Foreign pension funds can continue investing through MITs and obtain the 15% rate. However, with the converted income measure, investment in infrastructure assets through MITs may become more difficult given the significant land component of some projects.
It is unclear how the exemption from interest withholding tax will interact with the portfolio-like test. If a foreign pension fund was to only lend money (even where it is able to exercise influence in other ways), it will presumably be able to obtain the exemption, opening up planning opportunities.
5. Sovereign investors with non-portfolio investments will be subject to withholding tax.
There has traditionally been an internationally recognised principle of sovereign immunity, that prevents one sovereign taxing another (kind of like the business world’s version of diplomatic immunity). The immunity is applied to passive and minority investments, but has never been legislated.
This measure will create a legislative framework for the sovereign immunity exemption and limit the exemption from taxes to foreign government investors with portfolio-like interests (again, with no influence). The exemption will not apply to distributions of active business income, including distributions through trusts and converted income.
Transitional and application
All elements (except the thin capitalisation measures) will commence on 1 July 2019. A transitional period of 7 years for stapled structures and 15 years for infrastructure assets will apply for investments in existence on 27 March 2018.
The thin capitalisation element will apply to income years on or after 1 July 2018 (with no transitional period).
The problem with any transitional period, including the one for nationally significant projects, is that investors will look to exit the investment prior to the end of the transitional period. So astute investors may find bargains in about 7 years’ time!
There was expectation that the stapled trust measures, when announced, would also legislate on the control issues that plague the funds management industry, including in private equity and venture capital. That hope has been dashed, with no mention of control issues. This leaves the private equity and venture capital industries taking positions on Tax Office guidance that is, in many respects, controversial and not consistent with global industry practices. But that says more about our archaic trust tax laws (yet another lost opportunity for Government) than it does about the Tax Office’s interpretation of those laws.
There are a vast array of non-MIT stapled structures used in the Australian landscape which achieve tax effective outcomes, as alluded to previously.

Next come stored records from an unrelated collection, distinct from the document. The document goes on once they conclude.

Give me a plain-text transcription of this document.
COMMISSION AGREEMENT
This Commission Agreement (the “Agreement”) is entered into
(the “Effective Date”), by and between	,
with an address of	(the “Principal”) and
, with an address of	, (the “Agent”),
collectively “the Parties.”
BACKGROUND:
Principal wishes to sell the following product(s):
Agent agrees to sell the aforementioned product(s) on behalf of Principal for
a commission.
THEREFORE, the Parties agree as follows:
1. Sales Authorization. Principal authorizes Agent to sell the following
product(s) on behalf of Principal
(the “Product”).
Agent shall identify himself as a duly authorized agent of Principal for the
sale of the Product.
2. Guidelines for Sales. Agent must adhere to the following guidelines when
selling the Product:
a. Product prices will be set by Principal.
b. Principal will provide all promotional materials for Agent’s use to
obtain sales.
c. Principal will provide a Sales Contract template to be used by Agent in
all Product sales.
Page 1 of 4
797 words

It is interesting that the Government has not targeted these structures, but perhaps this will come in time.
What should fund managers do?
The good thing about the proposed package is that there are transitional provisions for most of the measures, meaning a restructure is unnecessary. And the transitional periods run from the effective date of the measures, rather than from the date of announcement.
Fund managers with a stapled structure already in place should have 7 years (or 15 years for an infrastructure fund) do not need to take active steps to change the structures. Many funds will cease within these transitional periods. Those that remain in existence beyond those periods may simply choose to bear the additional tax for particular income and particular classes of investors.
However, new funds should consider their use of MITs and staple structures. MITs will still likely be the fund vehicle of choice, as funds should generally not be worse off than other vehicle choices. However, the new law will limit the tax benefits of forming a stapled vehicle for the pure sake of tax – a policy win for the Government.
Managers should also review their investor list and check whether any pension or sovereign funds will be affected.